Arbitration agreements and waiver of right to trial pop up all over the place in employment situations. Some of the documents employers like to stick them to get you to sign away your right to sue are applications, handbooks, employment agreements, arbitration agreements, union contracts - just about any place they can think of to get you to sign without thinking. Even if you have time to think about them, most states will let employers get away with making you sign away rights you thought were guaranteed in the constitution. If an employer presents you with an arbitration agreement or waiver of your right to trial pre-employment or during your employment, that's the time to negotiate to make it go away. If the employer won't negotiate, you can accept it or turn down the job. If they present it to you after you've accepted the job, most states will let them say, "sign it or be fired." Courts love arbitration agreements. It lightens their workload. Don't expect help from the courts anytime soon. The remedy will have to be through Congress or your state legislature. Here's what you need to know about arbitration.

What is arbitration?

An arbitration is when you submit your employment dispute to a neutral third party instead of the courts. Some arbitration is non-binding, that is, the parties can still go to court if they aren't satisfied with the decision. But most arbitration is binding on the parties. That means you don't even get to appeal an arbitrator's decision under most circumstances.


An arbitrator who handles employment arbitrations is usually a current or former employment lawyer, HR person, or other individual with experience in employment law matters. Arbitrators go through training on the process before they are approved to be on a panel. Depending on your arbitration agreement, you may have one or three arbitrators on your panel. You will usually have some input into the choice of your arbitrator. You will always be able to seek to remove them if they have a conflict of interest.


Most arbitration forums have detailed rules you need to follow throughout the process. Try to elect a forum, if you have a choice, that has employment rules (a great example is American Arbitration Association, which has separate rules for employment disputes), not just general commercial rules. Employment rules usually have some built-in due process protocols to protect individuals. Commercial rules are more geared toward businesses, and may assume the businesses are represented and experienced in arbitrations.


Usually, arbitration relies on mutual exchange of documents, no depositions, and no full discovery that you'd get in courts.

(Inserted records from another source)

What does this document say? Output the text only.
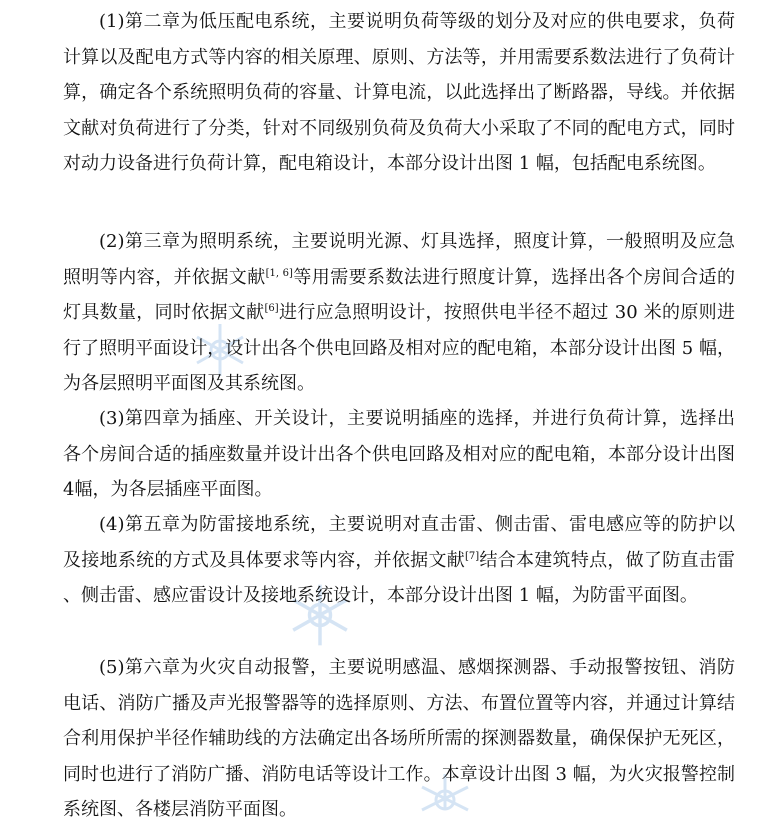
(1)第二章为低压配电系统，主要说明负荷等级的划分及对应的供电要求，负荷计算以及配电方式等内容的相关原理、原则、方法等，并用需要系数法进行了负荷计算，确定各个系统照明负荷的容量、计算电流，以此选择出了断路器，导线。并依据文献对负荷进行了分类，针对不同级别负荷及负荷大小采取了不同的配电方式，同时对动力设备进行负荷计算，配电箱设计，本部分设计出图 1 幅，包括配电系统图。

(2)第三章为照明系统，主要说明光源、灯具选择，照度计算，一般照明及应急照明等内容，并依据文献[1, 6]等用需要系数法进行照度计算，选择出各个房间合适的灯具数量，同时依据文献[6]进行应急照明设计，按照供电半径不超过 30 米的原则进行了照明平面设计，设计出各个供电回路及相对应的配电箱，本部分设计出图 5 幅，为各层照明平面图及其系统图。

(3)第四章为插座、开关设计，主要说明插座的选择，并进行负荷计算，选择出各个房间合适的插座数量并设计出各个供电回路及相对应的配电箱，本部分设计出图4幅，为各层插座平面图。

(4)第五章为防雷接地系统，主要说明对直击雷、侧击雷、雷电感应等的防护以及接地系统的方式及具体要求等内容，并依据文献[7]结合本建筑特点，做了防直击雷 、侧击雷、感应雷设计及接地系统设计，本部分设计出图 1 幅，为防雷平面图。

(5)第六章为火灾自动报警，主要说明感温、感烟探测器、手动报警按钮、消防电话、消防广播及声光报警器等的选择原则、方法、布置位置等内容，并通过计算结合利用保护半径作辅助线的方法确定出各场所所需的探测器数量，确保保护无死区，同时也进行了消防广播、消防电话等设计工作。本章设计出图 3 幅，为火灾报警控制系统图、各楼层消防平面图。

However, in employment situations, many arbitrators will allow limited discovery and depositions. It's important to understand what will be allowed from the start of your process.


Who bears the costs is decided in the arbitration agreement or, if the agreement is silent, in the rules of the arbitration forum. If the rules require the employer and employee to split costs equally from the beginning, that's a huge advantage for the employer. Remember, arbitrators have to be paid for their time. Most employees, especially unemployed ones, can't afford to pay. The better way is to have the employer bear the costs from the beginning, then if the employee loses have them assessed with all or some of those costs at the end. But if your employer chose the forum and wrote the agreement, can you guess which way they'll likely choose? If you have a lawyer representing you, they may be able to fight to get a fair apportionment of costs.

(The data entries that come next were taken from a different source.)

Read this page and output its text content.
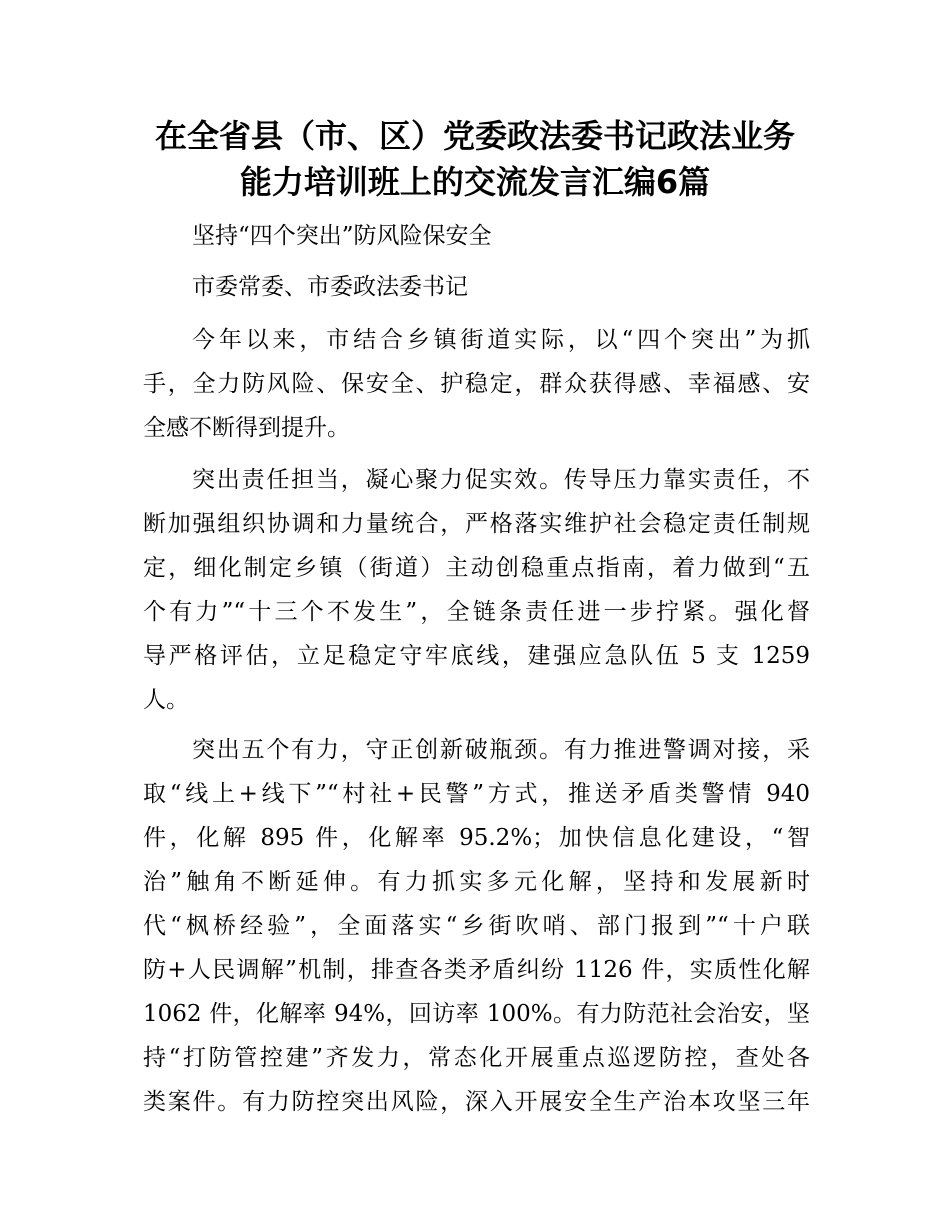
在全省县（市、区）党委政法委书记政法业务
能力培训班上的交流发言汇编6篇

坚持“四个突出”防风险保安全

市委常委、市委政法委书记

今年以来，市结合乡镇街道实际，以“四个突出”为抓

手，全力防风险、保安全、护稳定，群众获得感、幸福感、安

全感不断得到提升。

突出责任担当，凝心聚力促实效。传导压力靠实责任，不

断加强组织协调和力量统合，严格落实维护社会稳定责任制规

定，细化制定乡镇（街道）主动创稳重点指南，着力做到“五

个有力”“十三个不发生”，全链条责任进一步拧紧。强化督

导严格评估，立足稳定守牢底线，建强应急队伍 5 支 1259

人。

突出五个有力，守正创新破瓶颈。有力推进警调对接，采

取“线上+线下”“村社+民警”方式，推送矛盾类警情 940

件，化解 895 件，化解率 95.2%；加快信息化建设，“智

治”触角不断延伸。有力抓实多元化解，坚持和发展新时

代“枫桥经验”，全面落实“乡街吹哨、部门报到”“十户联

防+人民调解”机制，排查各类矛盾纠纷 1126 件，实质性化解

1062 件，化解率 94%，回访率 100%。有力防范社会治安，坚

持“打防管控建”齐发力，常态化开展重点巡逻防控，查处各

类案件。有力防控突出风险，深入开展安全生产治本攻坚三年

The good news is, arbitration is usually quicker than a court case. The bad news is that there may be shortened deadlines for filing. Read your agreement and the rules very carefully.


  • Arbitration has lots to offer as a form of alternate dispute resolution. It can save time and money, and the person making the decision is experienced in employment law. If there are due process protocols in place and a fair cost allocation, arbitration is nothing to fear.
  • Just because a proposed arbitrator handles primarily employer-side law, doesn't mean they'll be bad on your case. Most arbitrators take their position as neutrals very seriously. I'm an arbitrator who also happens to be a lawyer representing primarily employees, and I've ruled for management in some of my arbitrations. Go for experience, a balanced resume, and if you can, look at some prior decisions before you make a decision on which arbitrators to strike from your panel.
  • Sometimes both sides hate the arbitrator choices the forum offers. Both sides can agree on an arbitrator they like outside the agreed forum.
  • Most objections you hear in court won't apply to arbitration. Arbitrators can hear irrelevant evidence and all sorts of evidence and testimony that would be inadmissible in court. They tend to err on the side of allowing more, rather than less, information.
  • You don't have to be represented in arbitration any more than you have to be represented in court. Still, if you can find a lawyer who handles employment arbitrations you're better off than going it alone in most cases.